Distribution of the time between maximum and minimum of random walks

We consider a one-dimensional Brownian motion of fixed duration T. Using a path-integral technique, we compute exactly the probability distribution of the difference tau = t(min)-t(max) between the time t(min )of the global minimum and the time t(max) of the global maximum. We extend this result to a Brownian bridge, i.e., a periodic Brownian motion of period T. In both cases, we compute analytically the first few moments of tau, as well as the covariance of t(max) and t(min) , showing that these times are anticorrelated. We demonstrate that the distribution of tau for Brownian motion is valid for discrete-time random walks with n steps and with a finite jump variance, in the limit n -> infinity. In the case of Levy flights, which have a divergent jump variance, we numerically verify that the distribution of tau differs from the Brownian case.
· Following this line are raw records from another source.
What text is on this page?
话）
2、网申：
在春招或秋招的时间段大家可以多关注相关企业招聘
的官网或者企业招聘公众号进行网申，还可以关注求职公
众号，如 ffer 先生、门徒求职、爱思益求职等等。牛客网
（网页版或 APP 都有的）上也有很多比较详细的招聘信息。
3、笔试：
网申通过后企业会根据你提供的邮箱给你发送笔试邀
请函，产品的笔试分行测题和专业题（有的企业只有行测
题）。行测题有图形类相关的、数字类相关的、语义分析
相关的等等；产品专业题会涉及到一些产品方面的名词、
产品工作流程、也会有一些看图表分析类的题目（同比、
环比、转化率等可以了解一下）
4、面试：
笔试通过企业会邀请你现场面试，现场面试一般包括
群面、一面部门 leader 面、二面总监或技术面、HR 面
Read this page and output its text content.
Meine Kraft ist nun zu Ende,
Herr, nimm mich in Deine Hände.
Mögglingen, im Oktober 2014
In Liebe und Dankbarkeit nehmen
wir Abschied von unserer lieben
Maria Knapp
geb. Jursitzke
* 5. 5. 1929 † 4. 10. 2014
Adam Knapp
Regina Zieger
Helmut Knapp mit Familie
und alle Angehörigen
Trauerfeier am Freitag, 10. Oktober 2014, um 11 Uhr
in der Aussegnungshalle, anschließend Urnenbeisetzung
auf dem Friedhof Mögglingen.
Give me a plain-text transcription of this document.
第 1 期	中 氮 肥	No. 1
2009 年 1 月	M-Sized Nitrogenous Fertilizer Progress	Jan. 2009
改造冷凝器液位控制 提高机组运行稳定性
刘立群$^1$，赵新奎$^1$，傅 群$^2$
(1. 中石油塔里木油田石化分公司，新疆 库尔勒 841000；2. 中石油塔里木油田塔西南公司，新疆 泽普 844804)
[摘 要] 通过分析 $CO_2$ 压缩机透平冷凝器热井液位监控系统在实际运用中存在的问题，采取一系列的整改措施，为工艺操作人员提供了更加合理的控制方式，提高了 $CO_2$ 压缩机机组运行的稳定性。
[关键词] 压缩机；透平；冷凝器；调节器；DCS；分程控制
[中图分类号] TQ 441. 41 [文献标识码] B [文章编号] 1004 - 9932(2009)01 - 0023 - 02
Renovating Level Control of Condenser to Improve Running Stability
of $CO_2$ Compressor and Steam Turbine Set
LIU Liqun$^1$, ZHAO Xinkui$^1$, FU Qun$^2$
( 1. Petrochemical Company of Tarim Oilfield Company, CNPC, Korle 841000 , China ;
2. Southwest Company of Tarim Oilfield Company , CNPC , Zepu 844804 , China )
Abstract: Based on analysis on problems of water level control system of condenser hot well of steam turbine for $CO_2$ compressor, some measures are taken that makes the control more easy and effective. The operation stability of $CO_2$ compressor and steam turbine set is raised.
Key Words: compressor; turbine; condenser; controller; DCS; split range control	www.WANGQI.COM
For random walks with continuous and symmetric jumps we numerically verify that the probability of the event "tau = n" is exactly 1/(2n) for any finite n, independently of the jump distribution. Our results can be also applied to describe the distance between the maximal and minimal height of (1 + 1)-dimensional stationary-state Kardar-Parisi-Zhang interfaces growing over a substrate of finite size L. Our findings are confirmed by numerical simulations. Some of these results have been announced in a recent Letter [Phys.Rev.Lett.123,200201 (2019)].